What is Zero strike call warrant Berkshire Hathaway? Firstly, like any other call warrant, it's a synthentic instrument that tracking an underlying shares without really owning them. At the expiry date, settlement is by cash and no shares will be delivered. In normal call warrant, you can only exercise when the settlement price(nornally average of last 5 trading day) is above certain price technically called strike price. If the settlement price is less than the strike price, the call warrant will expire worthless - satu sen pun tak ada. In zero strike call warrant, you don't have to worry about your call warrant expire worthless because it will be always in-the-money(meaning you can always exercise the call).
BRKB-C1 has 5 years to maturity and unleverage(1:1). So unless you are bullish about its propect in the next 5 year, you should not go near to this instrument. The second risk (or any risk when dealing with any foreign underlying share with 5 year time horizon is exchange risk). How do you calculate potential gain or losses? In Am marketing flyer, they highlighted how BRKB market price is always higher than book value, it can be between 60% - 150% higher.Only 2 occassions when it was traded very close to the book value - year 1999 and 2009.
From the chart, book value was roughly about US $ 2400, assuming he is able to growth his book value around 10% per annum ( which is less spectacular compared to his early days of more than 20% plus), book value in 5 year time will be US $ 3,865. Let's assume the market will give him only 20% premium over his book value, market share price will be around US $ 4,638. In this case, what is your return?
First, let's determine what is the zero strike at the issue date which was Apr 22, 09.
Issue date
Stock price : US $ 3072
Exchange rate : 3.629 (MYR/USD)
Zero strike at issue date = (3072/11148.29)*3.629 = RM 1.00
Maturity date
Stock price : US $ 4638
Exchange rate : 2.800(MYR/USD) Assuming USD tanked!
Zero strike at maturity = (4638/11148.29)*2.8 = RM 1.16
If you pay RM 1.00, then your return will be (1.16 - 1.00) = 16% or annual compounding return is roughly about 3%. It will get worse if you buy them at higher price in the secondary market or KLSE.

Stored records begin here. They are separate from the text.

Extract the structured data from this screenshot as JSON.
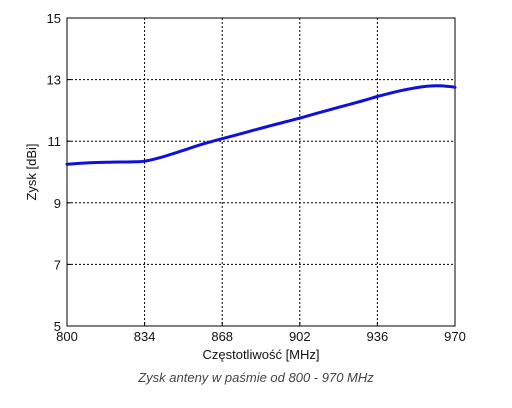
{
  "chart_data": {
    "type": "line",
    "xlabel": "Częstotliwość [MHz]",
    "ylabel": "Zysk [dBi]",
    "xlim": [
      800,
      970
    ],
    "ylim": [
      5,
      15
    ],
    "xticks": [
      800,
      834,
      868,
      902,
      936,
      970
    ],
    "yticks": [
      5,
      7,
      9,
      11,
      13,
      15
    ],
    "grid": true,
    "line_color": "#1010dd",
    "series": [
      {
        "x": [
          800,
          810,
          820,
          830,
          834,
          840,
          850,
          860,
          868,
          880,
          890,
          902,
          910,
          920,
          930,
          936,
          945,
          955,
          962,
          967,
          970
        ],
        "values": [
          10.25,
          10.3,
          10.32,
          10.33,
          10.35,
          10.45,
          10.68,
          10.92,
          11.08,
          11.32,
          11.52,
          11.75,
          11.92,
          12.12,
          12.32,
          12.45,
          12.62,
          12.76,
          12.8,
          12.78,
          12.75
        ]
      }
    ]
  },
  "caption": "Zysk anteny w paśmie od 800 - 970 MHz"
}
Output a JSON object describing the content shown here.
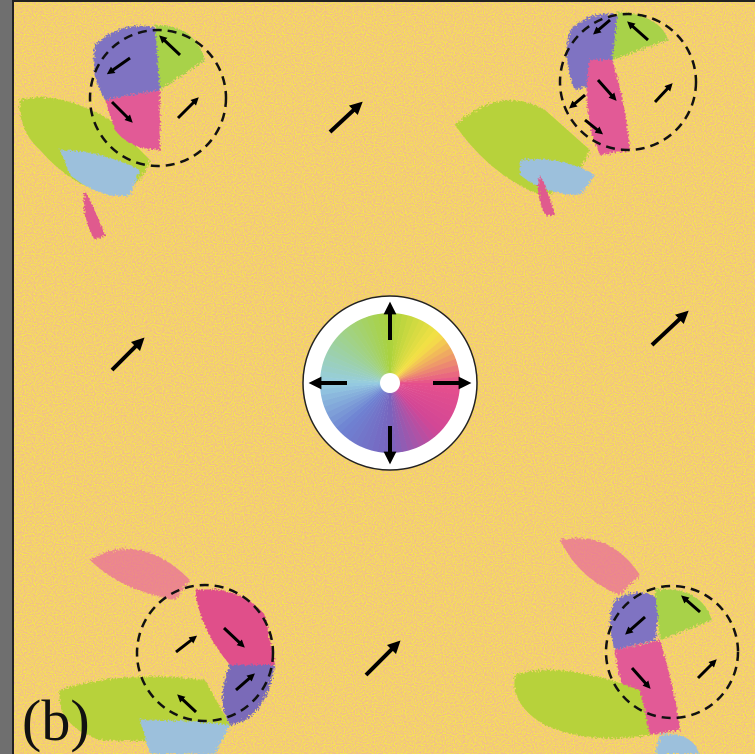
{
  "panel_label": "(b)"
}
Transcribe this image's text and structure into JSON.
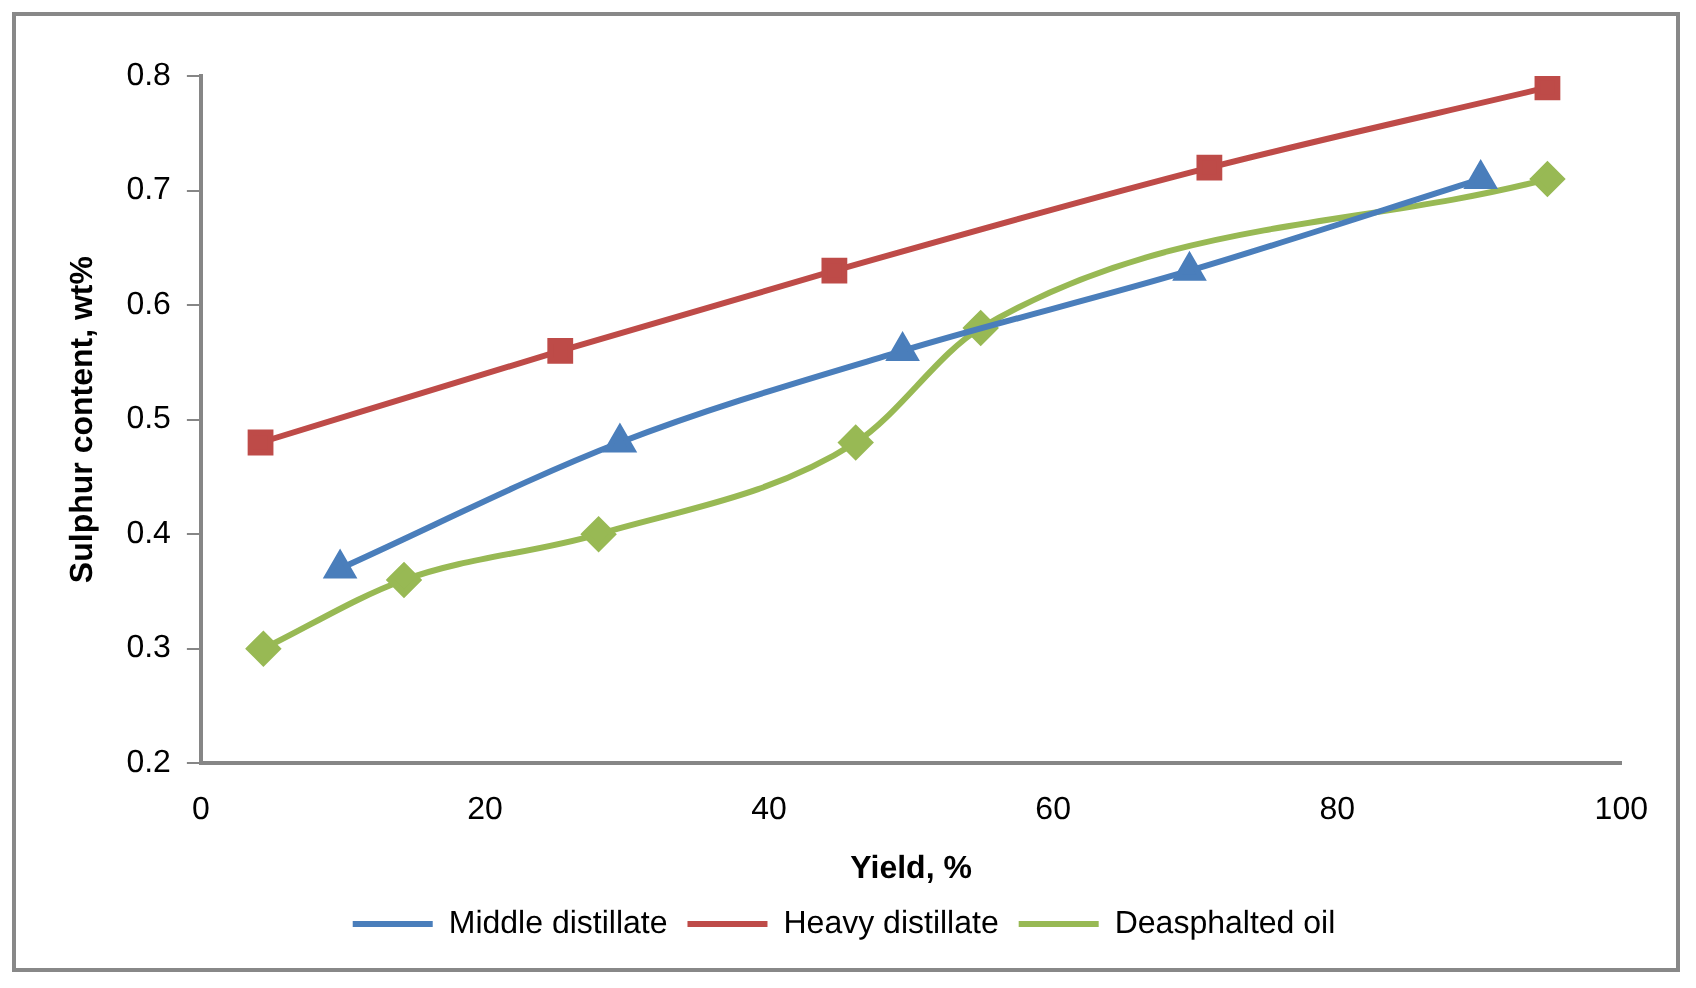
{
  "chart_data": {
    "type": "line",
    "xlabel": "Yield, %",
    "ylabel": "Sulphur content, wt%",
    "xlim": [
      0,
      100
    ],
    "xticks": [
      0,
      20,
      40,
      60,
      80,
      100
    ],
    "ylim": [
      0.2,
      0.8
    ],
    "yticks": [
      0.2,
      0.3,
      0.4,
      0.5,
      0.6,
      0.7,
      0.8
    ],
    "grid": false,
    "legend": "bottom",
    "series": [
      {
        "name": "Middle distillate",
        "color": "#4a7ebb",
        "marker": "triangle",
        "x": [
          9.8,
          29.5,
          49.4,
          69.6,
          90.1
        ],
        "values": [
          0.37,
          0.48,
          0.56,
          0.63,
          0.71
        ]
      },
      {
        "name": "Heavy distillate",
        "color": "#be4b48",
        "marker": "square",
        "x": [
          4.2,
          25.3,
          44.6,
          71.0,
          94.8
        ],
        "values": [
          0.48,
          0.56,
          0.63,
          0.72,
          0.79
        ]
      },
      {
        "name": "Deasphalted oil",
        "color": "#98b954",
        "marker": "diamond",
        "x": [
          4.4,
          14.3,
          28.0,
          46.1,
          54.9,
          94.8
        ],
        "values": [
          0.3,
          0.36,
          0.4,
          0.48,
          0.58,
          0.71
        ]
      }
    ]
  }
}
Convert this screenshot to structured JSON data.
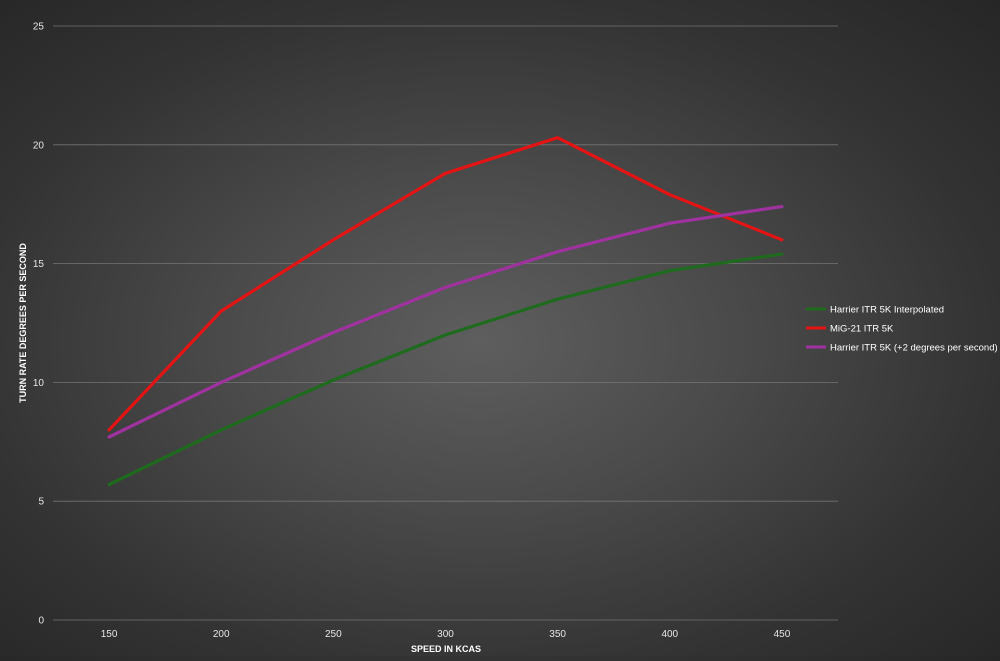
{
  "chart_data": {
    "type": "line",
    "title": "",
    "xlabel": "SPEED IN KCAS",
    "ylabel": "TURN RATE DEGREES PER SECOND",
    "categories": [
      "150",
      "200",
      "250",
      "300",
      "350",
      "400",
      "450"
    ],
    "ylim": [
      0,
      25
    ],
    "yticks": [
      "0",
      "5",
      "10",
      "15",
      "20",
      "25"
    ],
    "grid": true,
    "legend_position": "right",
    "series": [
      {
        "name": "Harrier ITR 5K Interpolated",
        "color": "#1e6b1e",
        "values": [
          5.7,
          8.0,
          10.1,
          12.0,
          13.5,
          14.7,
          15.4
        ]
      },
      {
        "name": "MiG-21 ITR 5K",
        "color": "#e41414",
        "values": [
          8.0,
          13.0,
          16.0,
          18.8,
          20.3,
          17.9,
          16.0
        ]
      },
      {
        "name": "Harrier ITR 5K (+2 degrees per second)",
        "color": "#a032a0",
        "values": [
          7.7,
          10.0,
          12.1,
          14.0,
          15.5,
          16.7,
          17.4
        ]
      }
    ]
  }
}
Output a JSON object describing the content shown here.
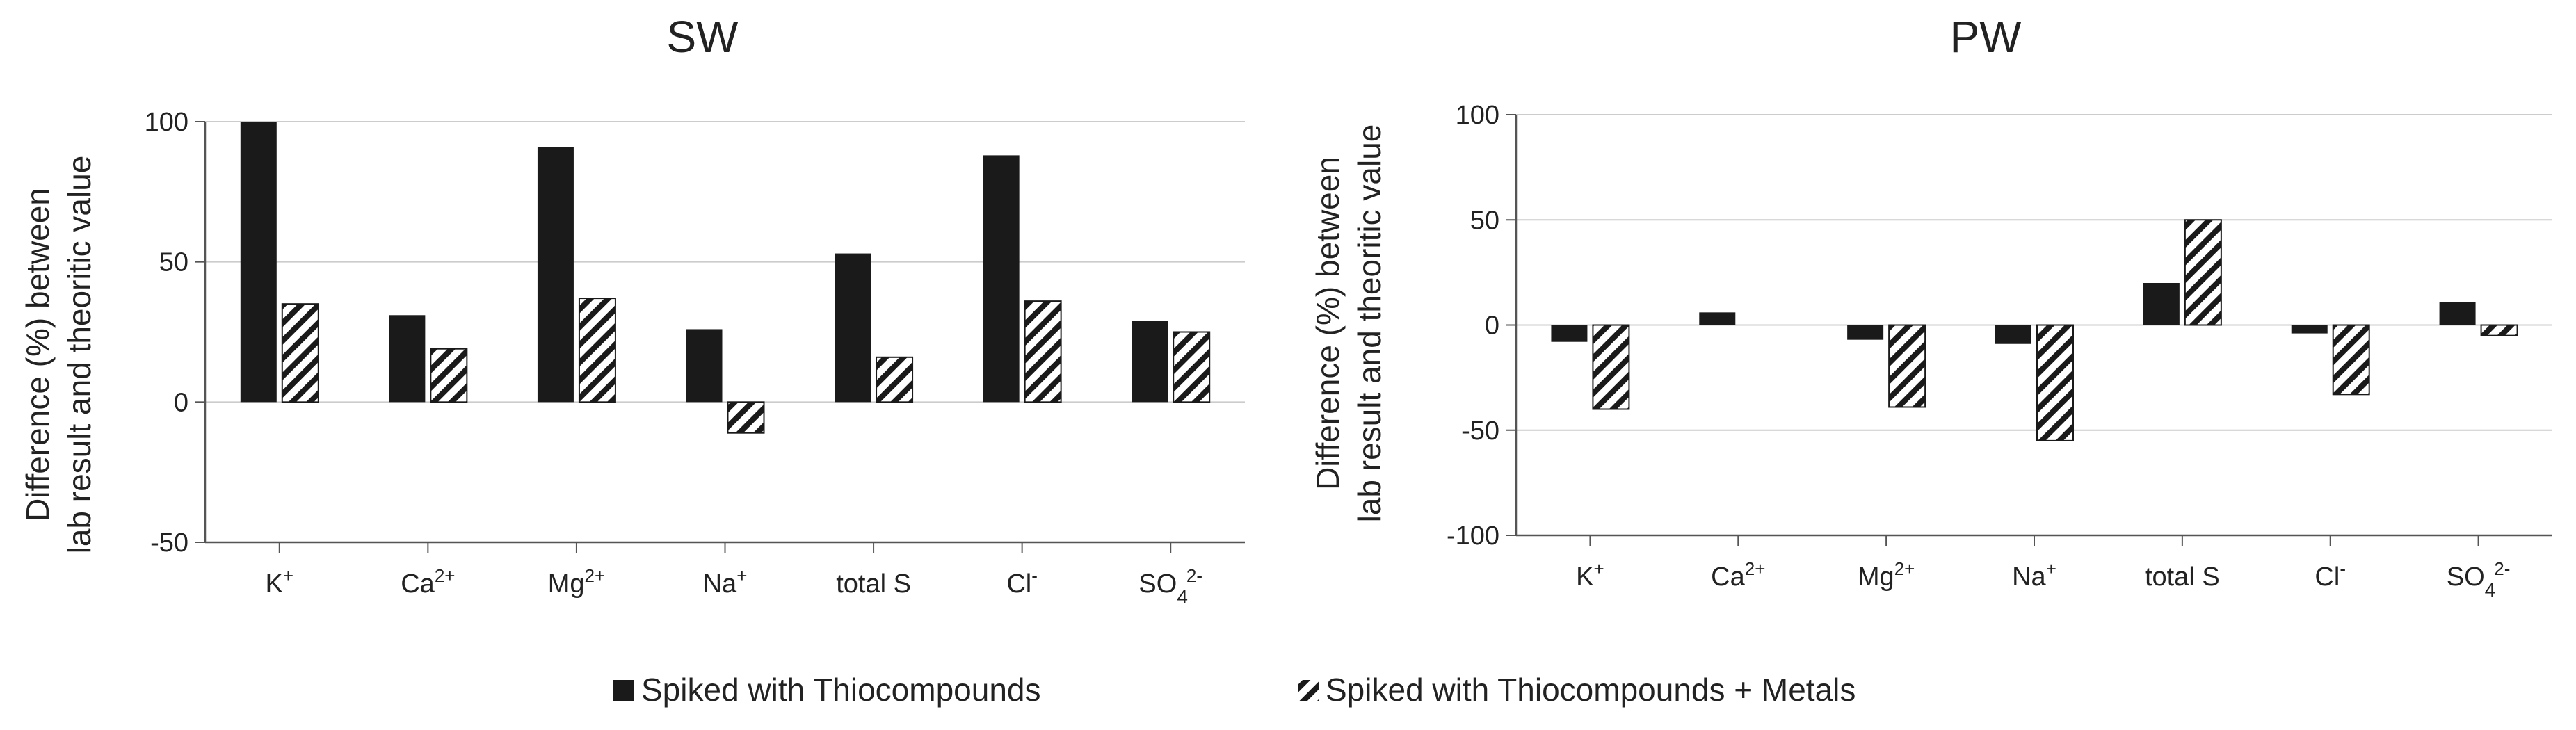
{
  "legend": {
    "series_1": "Spiked with Thiocompounds",
    "series_2": "Spiked with Thiocompounds + Metals"
  },
  "chart_data": [
    {
      "type": "bar",
      "title": "SW",
      "ylabel_line1": "Difference (%) between",
      "ylabel_line2": "lab result and theoritic value",
      "xlabel": "",
      "ylim": [
        -50,
        100
      ],
      "yticks": [
        -50,
        0,
        50,
        100
      ],
      "grid": true,
      "categories": [
        {
          "base": "K",
          "sup": "+"
        },
        {
          "base": "Ca",
          "sup": "2+"
        },
        {
          "base": "Mg",
          "sup": "2+"
        },
        {
          "base": "Na",
          "sup": "+"
        },
        {
          "base": "total S"
        },
        {
          "base": "Cl",
          "sup": "-"
        },
        {
          "base": "SO",
          "sub": "4",
          "sup": "2-"
        }
      ],
      "series": [
        {
          "name": "Spiked with Thiocompounds",
          "values": [
            100,
            31,
            91,
            26,
            53,
            88,
            29
          ]
        },
        {
          "name": "Spiked with Thiocompounds + Metals",
          "values": [
            35,
            19,
            37,
            -11,
            16,
            36,
            25
          ]
        }
      ]
    },
    {
      "type": "bar",
      "title": "PW",
      "ylabel_line1": "Difference (%) between",
      "ylabel_line2": "lab result and theoritic value",
      "xlabel": "",
      "ylim": [
        -100,
        100
      ],
      "yticks": [
        -100,
        -50,
        0,
        50,
        100
      ],
      "grid": true,
      "categories": [
        {
          "base": "K",
          "sup": "+"
        },
        {
          "base": "Ca",
          "sup": "2+"
        },
        {
          "base": "Mg",
          "sup": "2+"
        },
        {
          "base": "Na",
          "sup": "+"
        },
        {
          "base": "total S"
        },
        {
          "base": "Cl",
          "sup": "-"
        },
        {
          "base": "SO",
          "sub": "4",
          "sup": "2-"
        }
      ],
      "series": [
        {
          "name": "Spiked with Thiocompounds",
          "values": [
            -8,
            6,
            -7,
            -9,
            20,
            -4,
            11
          ]
        },
        {
          "name": "Spiked with Thiocompounds + Metals",
          "values": [
            -40,
            0,
            -39,
            -55,
            50,
            -33,
            -5
          ]
        }
      ]
    }
  ],
  "colors": {
    "series_1": "#1a1a1a",
    "series_2_stripe": "#1a1a1a",
    "axis": "#555555",
    "grid": "#cccccc"
  }
}
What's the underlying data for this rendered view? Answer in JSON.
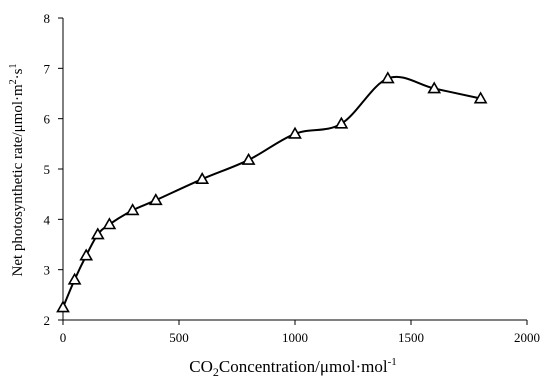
{
  "chart_data": {
    "type": "line",
    "title": "",
    "xlabel_parts": {
      "main": "CO",
      "sub": "2",
      "rest": "Concentration/μmol·mol",
      "sup": "-1"
    },
    "ylabel_parts": {
      "main": "Net photosynthetic rate/μmol·m",
      "sup1": "2",
      "mid": "·s",
      "sup2": "1"
    },
    "xlim": [
      0,
      2000
    ],
    "ylim": [
      2,
      8
    ],
    "x_ticks": [
      0,
      500,
      1000,
      1500,
      2000
    ],
    "y_ticks": [
      2,
      3,
      4,
      5,
      6,
      7,
      8
    ],
    "grid": false,
    "legend": "none",
    "marker": "open-triangle",
    "line_style": "smooth",
    "colors": {
      "line": "#000000",
      "marker_stroke": "#000000",
      "marker_fill": "#ffffff"
    },
    "series": [
      {
        "x": [
          0,
          50,
          100,
          150,
          200,
          300,
          400,
          600,
          800,
          1000,
          1200,
          1400,
          1600,
          1800
        ],
        "y": [
          2.25,
          2.8,
          3.28,
          3.7,
          3.9,
          4.18,
          4.38,
          4.8,
          5.18,
          5.7,
          5.9,
          6.8,
          6.6,
          6.4
        ]
      }
    ]
  }
}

Let's consider another scenario which is more extreme. In March 06, the stock was wallop by the Great Depression fear, investors flee and jumped ship, the stock fell to USD 2,327. Let say at maturiy, the "Great Depression III" return, BRKB closes at USD 2,327, what is the zero strike at maturity?
Zero strike at maturity = 2,327/11148.29*2.8 = RM 0.48
In this case, you lose 52% (1.0 - 0.48), again it will get worse if you pay higher price. Though this is quite extreme but I will assign no more than 20% chance of history to repeat itself in short span of 5 year time.
So on the annual compounding return basis, we may have 20% chance losing 14%, 40% chance making 3% and 40% chance of making 15% if we pay for RM 1. I would not say it's a screaming buy but odds will improve a lot if it's around RM 0.60 - RM 0.70. I think AmInvest was trying to create a product for safe haven seekers. But, with not enough volatility(in the underlying share) and leverage, it's very unlikely to attract traders and speculators.